Yukari is an early Valentine's gift from Mister. I purchased her from Amazon at a very agreeable price and I absolutely love her. Yukari is modeling my current work in progress, which is an altered version of Simplicity 5511 made from Liberty of London Marylebone quilting fabric in Meadow Red that I purchased from Fabric.com last September. I was almost finished with this on Monday, but won't have time to attach the straps and bodice until this weekend. Having a full time job and taking care of an almost two year old can put a cramp into my sewing schedule. I usually get to sew on weekends, holidays and sometimes Monday after work. I altered the Simplicity 5511 dress by taking it in two inches at the bodice and four inches at the skirt. This resulted in a modern looking fitted dress. I like the fit at the bodice, but will probably loosen up the skirt for a more gathered look next time I make this.

Coincidentally, Burdastyle began showcasing dresses made from the Liberty of London Marylebone collection this past Wednesday. The fabric is surprisingly soft after you wash it, which isn't the case with most quilting weight cotton fabric. I'm still learning my way around fabric, drape and what type of fabric works best for different types of clothing. I love quilting fabric for their print and color variety. Unfortunately they can be very stiff and/or uncomfortable to wear. Still love them though.

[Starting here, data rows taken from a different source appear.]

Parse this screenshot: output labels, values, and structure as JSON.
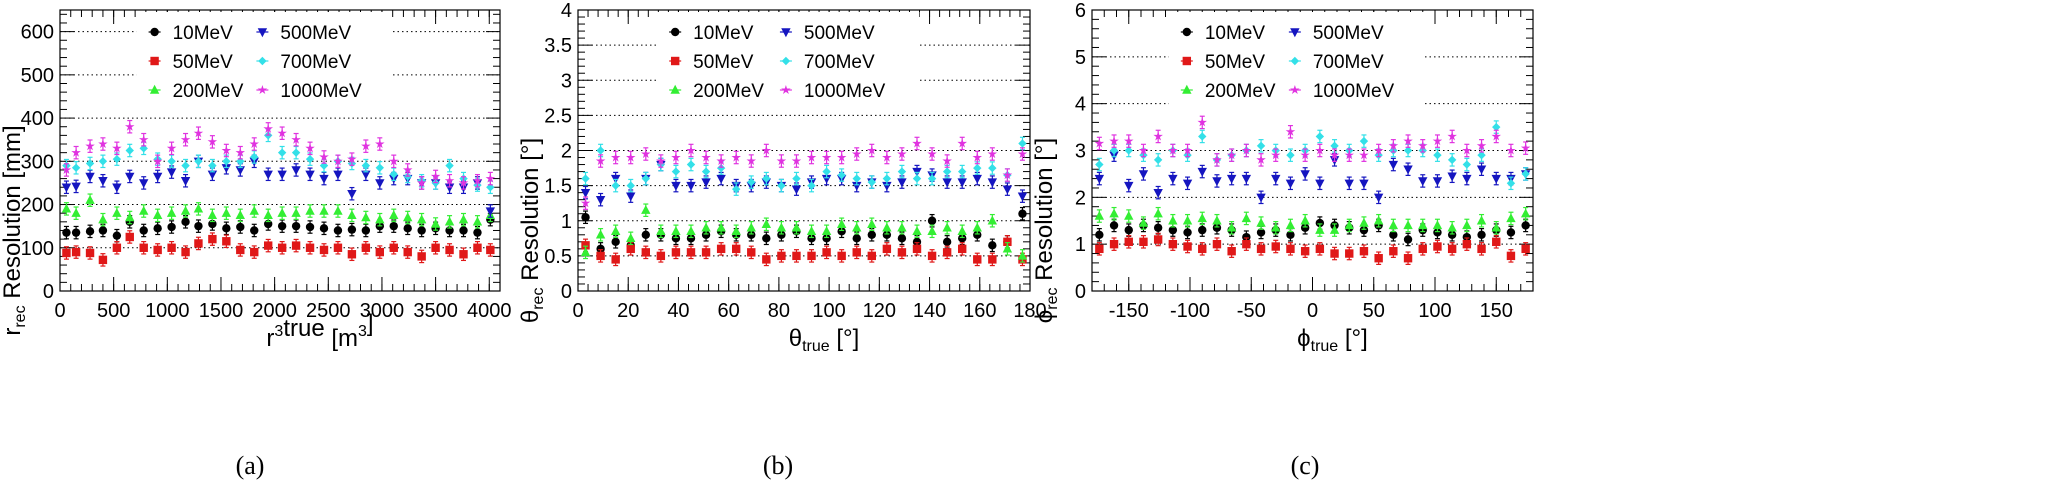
{
  "series_style": [
    {
      "name": "10MeV",
      "color": "#000000",
      "marker": "circle"
    },
    {
      "name": "50MeV",
      "color": "#e01818",
      "marker": "square"
    },
    {
      "name": "200MeV",
      "color": "#33ee33",
      "marker": "triangle-up"
    },
    {
      "name": "500MeV",
      "color": "#1515c0",
      "marker": "triangle-down"
    },
    {
      "name": "700MeV",
      "color": "#33e0e8",
      "marker": "diamond"
    },
    {
      "name": "1000MeV",
      "color": "#e033e0",
      "marker": "star"
    }
  ],
  "chart_data": [
    {
      "type": "scatter",
      "caption": "(a)",
      "ylabel": "r_rec Resolution [mm]",
      "xlabel": "r³_true [m³]",
      "xlim": [
        0,
        4100
      ],
      "ylim": [
        0,
        650
      ],
      "xticks": [
        0,
        500,
        1000,
        1500,
        2000,
        2500,
        3000,
        3500,
        4000
      ],
      "yticks": [
        0,
        100,
        200,
        300,
        400,
        500,
        600
      ],
      "grid": "horizontal dotted",
      "legend": "top",
      "x": [
        60,
        150,
        280,
        400,
        530,
        650,
        780,
        910,
        1040,
        1170,
        1290,
        1420,
        1550,
        1680,
        1810,
        1940,
        2070,
        2200,
        2330,
        2460,
        2590,
        2720,
        2850,
        2980,
        3110,
        3240,
        3370,
        3500,
        3630,
        3760,
        3890,
        4010
      ],
      "series": [
        {
          "name": "10MeV",
          "values": [
            135,
            135,
            138,
            140,
            128,
            160,
            140,
            145,
            148,
            160,
            150,
            155,
            145,
            148,
            140,
            155,
            150,
            150,
            148,
            145,
            140,
            142,
            140,
            150,
            150,
            145,
            140,
            145,
            140,
            140,
            135,
            165
          ]
        },
        {
          "name": "50MeV",
          "values": [
            88,
            90,
            88,
            72,
            100,
            125,
            100,
            95,
            100,
            90,
            110,
            120,
            115,
            95,
            90,
            105,
            100,
            105,
            100,
            95,
            100,
            85,
            100,
            90,
            100,
            90,
            80,
            100,
            95,
            85,
            100,
            95
          ]
        },
        {
          "name": "200MeV",
          "values": [
            190,
            180,
            210,
            165,
            180,
            170,
            185,
            175,
            180,
            185,
            190,
            175,
            180,
            175,
            185,
            175,
            180,
            180,
            185,
            185,
            185,
            175,
            170,
            165,
            175,
            170,
            165,
            155,
            160,
            165,
            160,
            175
          ]
        },
        {
          "name": "500MeV",
          "values": [
            240,
            242,
            265,
            255,
            240,
            265,
            250,
            265,
            275,
            255,
            300,
            270,
            285,
            280,
            300,
            270,
            270,
            280,
            270,
            260,
            270,
            225,
            270,
            250,
            260,
            260,
            250,
            250,
            240,
            240,
            250,
            185
          ]
        },
        {
          "name": "700MeV",
          "values": [
            290,
            285,
            295,
            300,
            305,
            325,
            330,
            305,
            300,
            290,
            300,
            290,
            300,
            300,
            310,
            360,
            320,
            320,
            305,
            290,
            300,
            295,
            290,
            285,
            270,
            265,
            255,
            250,
            290,
            260,
            245,
            240
          ]
        },
        {
          "name": "1000MeV",
          "values": [
            280,
            320,
            335,
            340,
            330,
            380,
            350,
            300,
            330,
            350,
            365,
            345,
            325,
            320,
            340,
            375,
            365,
            350,
            330,
            310,
            300,
            305,
            335,
            340,
            300,
            280,
            250,
            265,
            255,
            250,
            255,
            260
          ]
        }
      ]
    },
    {
      "type": "scatter",
      "caption": "(b)",
      "ylabel": "θ_rec Resolution [°]",
      "xlabel": "θ_true [°]",
      "xlim": [
        0,
        180
      ],
      "ylim": [
        0,
        4
      ],
      "xticks": [
        0,
        20,
        40,
        60,
        80,
        100,
        120,
        140,
        160,
        180
      ],
      "yticks": [
        0,
        0.5,
        1,
        1.5,
        2,
        2.5,
        3,
        3.5,
        4
      ],
      "grid": "horizontal dotted",
      "legend": "top",
      "x": [
        3,
        9,
        15,
        21,
        27,
        33,
        39,
        45,
        51,
        57,
        63,
        69,
        75,
        81,
        87,
        93,
        99,
        105,
        111,
        117,
        123,
        129,
        135,
        141,
        147,
        153,
        159,
        165,
        171,
        177
      ],
      "series": [
        {
          "name": "10MeV",
          "values": [
            1.05,
            0.6,
            0.7,
            0.65,
            0.8,
            0.8,
            0.75,
            0.75,
            0.8,
            0.85,
            0.8,
            0.8,
            0.75,
            0.8,
            0.85,
            0.75,
            0.75,
            0.85,
            0.75,
            0.8,
            0.8,
            0.75,
            0.7,
            1.0,
            0.7,
            0.75,
            0.8,
            0.65,
            0.7,
            1.1
          ]
        },
        {
          "name": "50MeV",
          "values": [
            0.65,
            0.5,
            0.45,
            0.6,
            0.55,
            0.5,
            0.55,
            0.55,
            0.55,
            0.6,
            0.6,
            0.55,
            0.45,
            0.5,
            0.5,
            0.5,
            0.55,
            0.5,
            0.55,
            0.5,
            0.6,
            0.55,
            0.6,
            0.5,
            0.55,
            0.6,
            0.45,
            0.45,
            0.7,
            0.45
          ]
        },
        {
          "name": "200MeV",
          "values": [
            0.55,
            0.8,
            0.85,
            0.75,
            1.15,
            0.85,
            0.85,
            0.85,
            0.9,
            0.9,
            0.85,
            0.9,
            0.95,
            0.9,
            0.9,
            0.85,
            0.85,
            0.95,
            0.9,
            0.95,
            0.9,
            0.9,
            0.85,
            0.85,
            0.9,
            0.85,
            0.9,
            1.0,
            0.6,
            0.5
          ]
        },
        {
          "name": "500MeV",
          "values": [
            1.4,
            1.3,
            1.6,
            1.35,
            1.6,
            1.8,
            1.5,
            1.5,
            1.55,
            1.6,
            1.5,
            1.5,
            1.55,
            1.5,
            1.45,
            1.55,
            1.6,
            1.6,
            1.5,
            1.55,
            1.5,
            1.55,
            1.7,
            1.65,
            1.55,
            1.55,
            1.6,
            1.55,
            1.45,
            1.35
          ]
        },
        {
          "name": "700MeV",
          "values": [
            1.6,
            2.0,
            1.5,
            1.5,
            1.6,
            1.8,
            1.7,
            1.8,
            1.7,
            1.75,
            1.45,
            1.55,
            1.6,
            1.5,
            1.6,
            1.5,
            1.7,
            1.65,
            1.6,
            1.55,
            1.6,
            1.7,
            1.6,
            1.6,
            1.7,
            1.7,
            1.75,
            1.75,
            1.65,
            2.1
          ]
        },
        {
          "name": "1000MeV",
          "values": [
            1.25,
            1.85,
            1.9,
            1.9,
            1.95,
            1.85,
            1.9,
            2.0,
            1.9,
            1.85,
            1.9,
            1.85,
            2.0,
            1.85,
            1.85,
            1.9,
            1.9,
            1.9,
            1.95,
            2.0,
            1.9,
            1.95,
            2.1,
            1.95,
            1.85,
            2.1,
            1.9,
            1.95,
            1.65,
            1.95
          ]
        }
      ]
    },
    {
      "type": "scatter",
      "caption": "(c)",
      "ylabel": "ϕ_rec Resolution [°]",
      "xlabel": "ϕ_true [°]",
      "xlim": [
        -180,
        180
      ],
      "ylim": [
        0,
        6
      ],
      "xticks": [
        -150,
        -100,
        -50,
        0,
        50,
        100,
        150
      ],
      "yticks": [
        0,
        1,
        2,
        3,
        4,
        5,
        6
      ],
      "grid": "horizontal dotted",
      "legend": "top",
      "x": [
        -174,
        -162,
        -150,
        -138,
        -126,
        -114,
        -102,
        -90,
        -78,
        -66,
        -54,
        -42,
        -30,
        -18,
        -6,
        6,
        18,
        30,
        42,
        54,
        66,
        78,
        90,
        102,
        114,
        126,
        138,
        150,
        162,
        174
      ],
      "series": [
        {
          "name": "10MeV",
          "values": [
            1.2,
            1.4,
            1.3,
            1.4,
            1.35,
            1.3,
            1.25,
            1.3,
            1.35,
            1.3,
            1.15,
            1.25,
            1.3,
            1.2,
            1.35,
            1.45,
            1.4,
            1.35,
            1.3,
            1.4,
            1.2,
            1.1,
            1.3,
            1.25,
            1.2,
            1.15,
            1.2,
            1.3,
            1.25,
            1.4
          ]
        },
        {
          "name": "50MeV",
          "values": [
            0.9,
            1.0,
            1.05,
            1.05,
            1.1,
            1.0,
            0.95,
            0.9,
            1.0,
            0.85,
            1.0,
            0.9,
            0.95,
            0.9,
            0.85,
            0.9,
            0.8,
            0.8,
            0.85,
            0.7,
            0.85,
            0.7,
            0.9,
            0.95,
            0.9,
            1.0,
            0.9,
            1.05,
            0.75,
            0.9
          ]
        },
        {
          "name": "200MeV",
          "values": [
            1.6,
            1.65,
            1.6,
            1.45,
            1.65,
            1.5,
            1.5,
            1.55,
            1.5,
            1.35,
            1.55,
            1.45,
            1.35,
            1.4,
            1.5,
            1.3,
            1.3,
            1.4,
            1.45,
            1.5,
            1.4,
            1.4,
            1.4,
            1.4,
            1.35,
            1.4,
            1.5,
            1.35,
            1.55,
            1.65
          ]
        },
        {
          "name": "500MeV",
          "values": [
            2.4,
            2.9,
            2.25,
            2.5,
            2.1,
            2.4,
            2.3,
            2.55,
            2.35,
            2.4,
            2.4,
            2.0,
            2.4,
            2.3,
            2.5,
            2.3,
            2.8,
            2.3,
            2.3,
            2.0,
            2.7,
            2.6,
            2.35,
            2.35,
            2.45,
            2.4,
            2.6,
            2.4,
            2.4,
            2.5
          ]
        },
        {
          "name": "700MeV",
          "values": [
            2.7,
            3.0,
            3.0,
            2.9,
            2.8,
            3.0,
            2.9,
            3.3,
            2.8,
            2.9,
            3.0,
            3.1,
            3.0,
            2.9,
            3.0,
            3.3,
            3.1,
            3.0,
            3.2,
            2.9,
            3.0,
            3.0,
            3.0,
            2.9,
            2.8,
            2.7,
            2.9,
            3.5,
            2.3,
            2.5
          ]
        },
        {
          "name": "1000MeV",
          "values": [
            3.15,
            3.2,
            3.2,
            3.0,
            3.3,
            3.0,
            3.0,
            3.6,
            2.8,
            2.9,
            3.0,
            2.8,
            2.9,
            3.4,
            2.9,
            3.0,
            2.9,
            2.9,
            2.9,
            3.0,
            3.1,
            3.2,
            3.1,
            3.2,
            3.3,
            3.0,
            3.1,
            3.3,
            3.0,
            3.05
          ]
        }
      ]
    }
  ]
}
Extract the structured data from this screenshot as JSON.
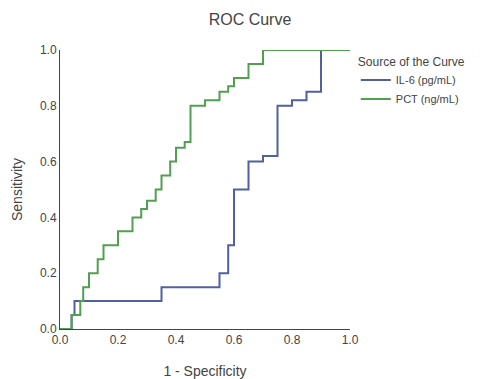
{
  "chart_data": {
    "type": "line",
    "title": "ROC Curve",
    "x_label": "1 - Specificity",
    "y_label": "Sensitivity",
    "legend_title": "Source of the Curve",
    "legend": "right",
    "grid": false,
    "xlim": [
      0.0,
      1.0
    ],
    "ylim": [
      0.0,
      1.0
    ],
    "xticks": [
      {
        "value": 0.0,
        "label": "0.0"
      },
      0.2,
      0.4,
      0.6,
      0.8,
      {
        "value": 1.0,
        "label": "1.0"
      }
    ],
    "yticks": [
      {
        "value": 0.0,
        "label": "0.0"
      },
      0.2,
      0.4,
      0.6,
      0.8,
      {
        "value": 1.0,
        "label": "1.0"
      }
    ],
    "series": [
      {
        "name": "IL-6 (pg/mL)",
        "color": "#5060a0",
        "x": [
          0.0,
          0.04,
          0.04,
          0.05,
          0.05,
          0.35,
          0.35,
          0.55,
          0.55,
          0.58,
          0.58,
          0.6,
          0.6,
          0.65,
          0.65,
          0.7,
          0.7,
          0.75,
          0.75,
          0.8,
          0.8,
          0.85,
          0.85,
          0.9,
          0.9,
          1.0
        ],
        "values": [
          0.0,
          0.0,
          0.05,
          0.05,
          0.1,
          0.1,
          0.15,
          0.15,
          0.2,
          0.2,
          0.3,
          0.3,
          0.5,
          0.5,
          0.6,
          0.6,
          0.62,
          0.62,
          0.8,
          0.8,
          0.82,
          0.82,
          0.85,
          0.85,
          1.0,
          1.0
        ]
      },
      {
        "name": "PCT (ng/mL)",
        "color": "#50a050",
        "x": [
          0.0,
          0.04,
          0.04,
          0.07,
          0.07,
          0.08,
          0.08,
          0.1,
          0.1,
          0.13,
          0.13,
          0.15,
          0.15,
          0.2,
          0.2,
          0.25,
          0.25,
          0.28,
          0.28,
          0.3,
          0.3,
          0.33,
          0.33,
          0.35,
          0.35,
          0.38,
          0.38,
          0.4,
          0.4,
          0.43,
          0.43,
          0.45,
          0.45,
          0.5,
          0.5,
          0.55,
          0.55,
          0.58,
          0.58,
          0.6,
          0.6,
          0.65,
          0.65,
          0.7,
          0.7,
          0.75,
          0.75,
          0.85,
          0.85,
          0.88,
          0.88,
          1.0
        ],
        "values": [
          0.0,
          0.0,
          0.05,
          0.05,
          0.1,
          0.1,
          0.15,
          0.15,
          0.2,
          0.2,
          0.25,
          0.25,
          0.3,
          0.3,
          0.35,
          0.35,
          0.4,
          0.4,
          0.43,
          0.43,
          0.46,
          0.46,
          0.5,
          0.5,
          0.55,
          0.55,
          0.6,
          0.6,
          0.65,
          0.65,
          0.67,
          0.67,
          0.8,
          0.8,
          0.82,
          0.82,
          0.85,
          0.85,
          0.87,
          0.87,
          0.9,
          0.9,
          0.95,
          0.95,
          1.0,
          1.0,
          1.0,
          1.0,
          1.0,
          1.0,
          1.0,
          1.0
        ]
      }
    ]
  }
}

The dress form is very basic with neck, chest, waist, hip and height adjustments. The height adjustment is not very stable and should be used with caution. Also the base is not the most stable, but works for me. Just have to lean it against the wall or something. I can't wait to use Yukari for all my styling and fitting needs. I will keep you updated on how much like her as I progress.

To finish here is another picture of Yukari with Buni.




And a picture of what I'm hoping to start and finish this weekend: Simplicity 8723 circa 1970. This is another retro Jiffy Simplicity shift dress pattern with three main pieces that has a back zipper, square neckline and optional short sleeve. I'm skipping out on the blue broadcloth this type and will probably use one of my fabrics from the Liberty of London Marylebone collection. I am hoping to make the version with the short sleeves. Wish me luck and happy sewing!